Contrastingly, Sally Chen from Chinese for Affirmative Action said race still needs to be looked at since it is such a prevalent part in modern society. 

“To try to be race blind in a world where racism still exists, and if racism were not in existence, then maybe we could talk then about being race-blind,” Chen said. “But that’s not the reality we live in.”

Chen also said abolishing affirmative action in college admissions reverses the progress society has been making in terms of desegregation. 

“Part of this idea around affirmative action is about integration. To some extent, you have to think about recruiting people who have been historically excluded,” Chen said. “But if you’re removing all these tools that are originally meant to combat segregation, how can we talk about actually having an integrated classroom and integrated society?” 

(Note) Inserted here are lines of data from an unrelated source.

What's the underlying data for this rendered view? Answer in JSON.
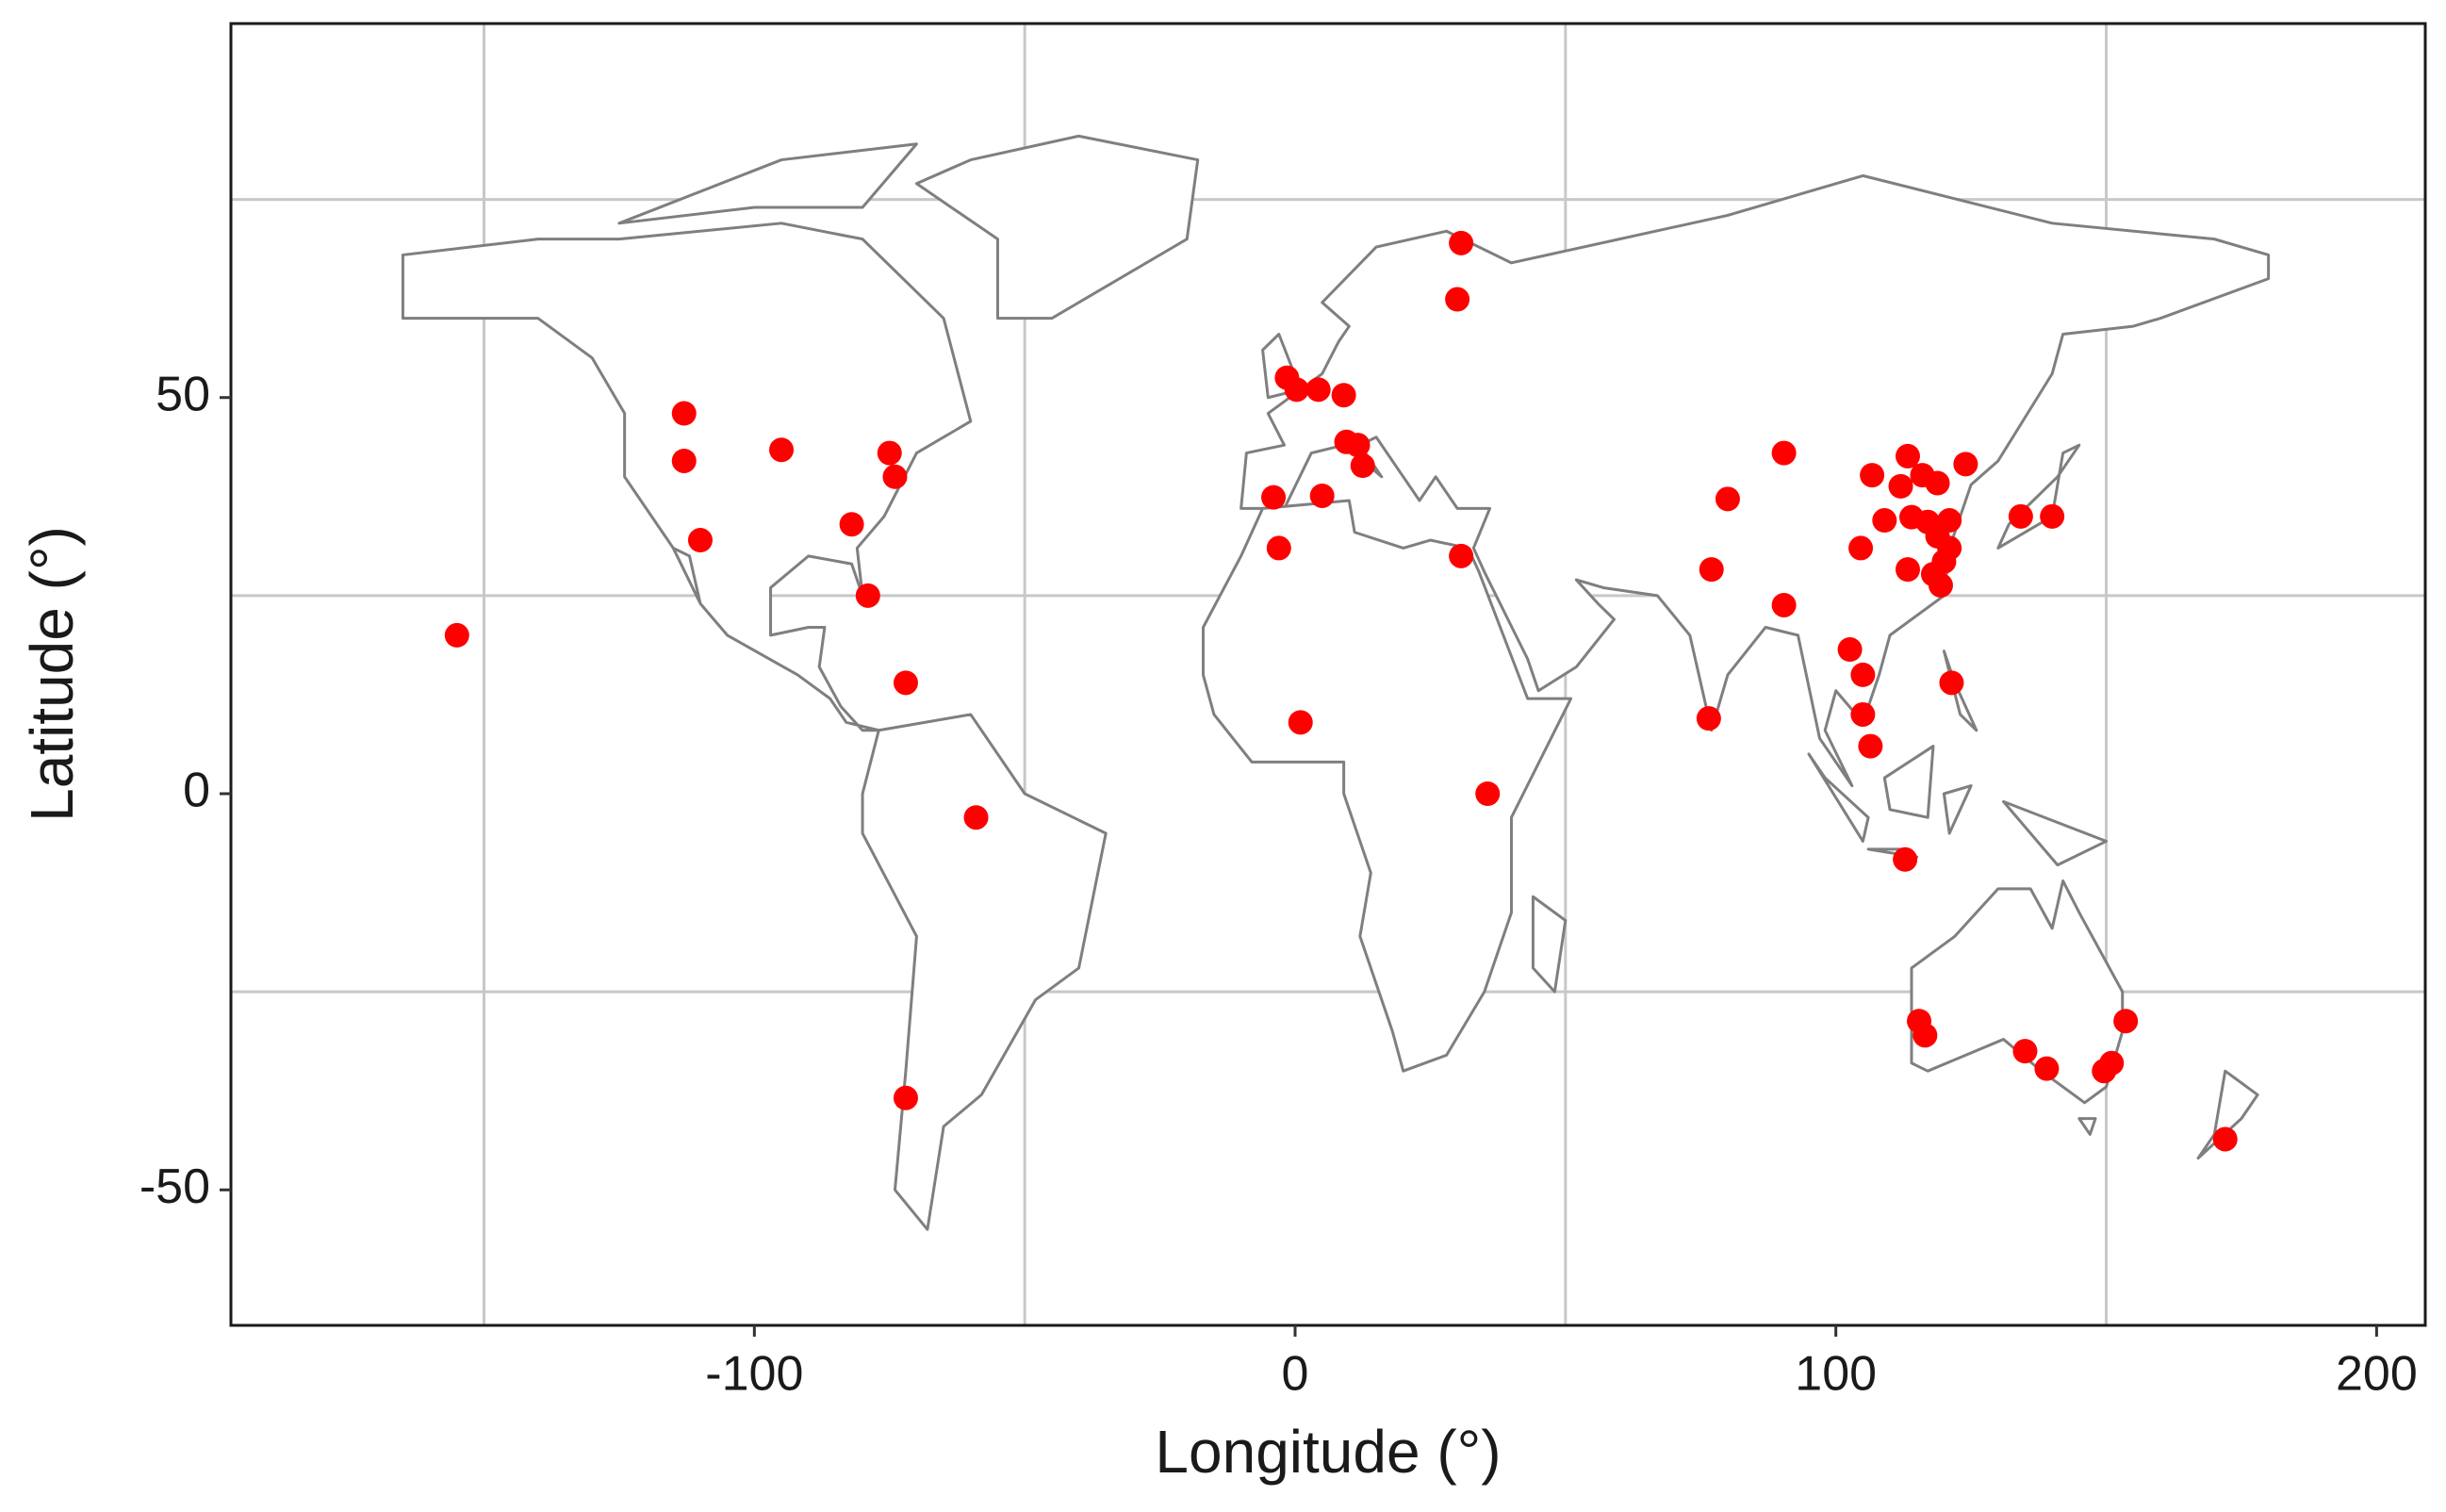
{
  "chart_data": {
    "type": "scatter",
    "xlabel": "Longitude (°)",
    "ylabel": "Latitude (°)",
    "xlim": [
      -196.8,
      209
    ],
    "ylim": [
      -67.1,
      97.2
    ],
    "xticks": [
      -100,
      0,
      100,
      200
    ],
    "yticks": [
      -50,
      0,
      50
    ],
    "x_gridlines": [
      -150,
      -50,
      50,
      150
    ],
    "y_gridlines": [
      -25,
      25,
      75
    ],
    "color": "#ff0000",
    "x": [
      -155,
      -113,
      -113,
      -110,
      -95,
      -82,
      -75,
      -74,
      -79,
      -72,
      -59,
      -72,
      -4,
      -3,
      1,
      -1.5,
      0.3,
      4.3,
      9,
      9.5,
      11.6,
      12.5,
      5,
      30.7,
      30,
      30.7,
      35.6,
      77,
      80,
      76.5,
      90.4,
      90.4,
      104.6,
      106.7,
      102.6,
      105,
      105,
      106.4,
      112.8,
      113.3,
      112,
      116,
      118.8,
      124,
      109,
      114,
      117,
      121,
      121,
      113.3,
      118,
      120,
      119.4,
      121.4,
      134.2,
      140,
      115.4,
      116.5,
      135,
      139,
      149.6,
      151,
      153.6,
      172,
      118.8
    ],
    "values": [
      20,
      48,
      42,
      32,
      43.4,
      34,
      43,
      40,
      25,
      14,
      -3,
      -38.4,
      37.4,
      31,
      9,
      52.5,
      51,
      51,
      50.3,
      44.4,
      44,
      41.4,
      37.6,
      69.5,
      62.4,
      30,
      0,
      28.3,
      37.2,
      9.5,
      43,
      23.8,
      31,
      40.2,
      18.2,
      15,
      10,
      6,
      -8.3,
      42.6,
      38.8,
      40.2,
      39.2,
      41.6,
      34.5,
      34.9,
      34.3,
      34.5,
      31,
      28.3,
      27.7,
      29.3,
      26.3,
      14,
      35,
      35,
      -28.7,
      -30.5,
      -32.5,
      -34.7,
      -35,
      -34,
      -28.7,
      -43.6,
      32.5
    ]
  }
}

Affirmative action has already prompted multiple Supreme Court cases over the years. Its inherently controversial nature due to its quasi-discriminatory practices have sparked debate, discussion and argument ever since it was instituted. 

The long-fought debate between discrimination and reverse-discrimination that haunts affirmative action has reached a tipping point, and a conservative majority in the Supreme Court could push affirmative action over the edge. 

The October cases have the potential to set new standards for how colleges use race in admissions, which could reveal how our current perspective of racial societal integration has changed since affirmative action policies were originally instituted. 

Nonetheless, the idea that diversity — whether on a college campus, workplace, or any other organization — is important to educated thinking and effective representation is a core value of our country and democratic system as it stands today. 

“I think no matter where you work, or what you do, no matter where you are, diversity of thought is incredibly important,” Kramer said. “And diversity of thought comes from diverse backgrounds. So the idea of affirmative action is not wrong, per se, but it could be reimagined to be a lot better than it is now.”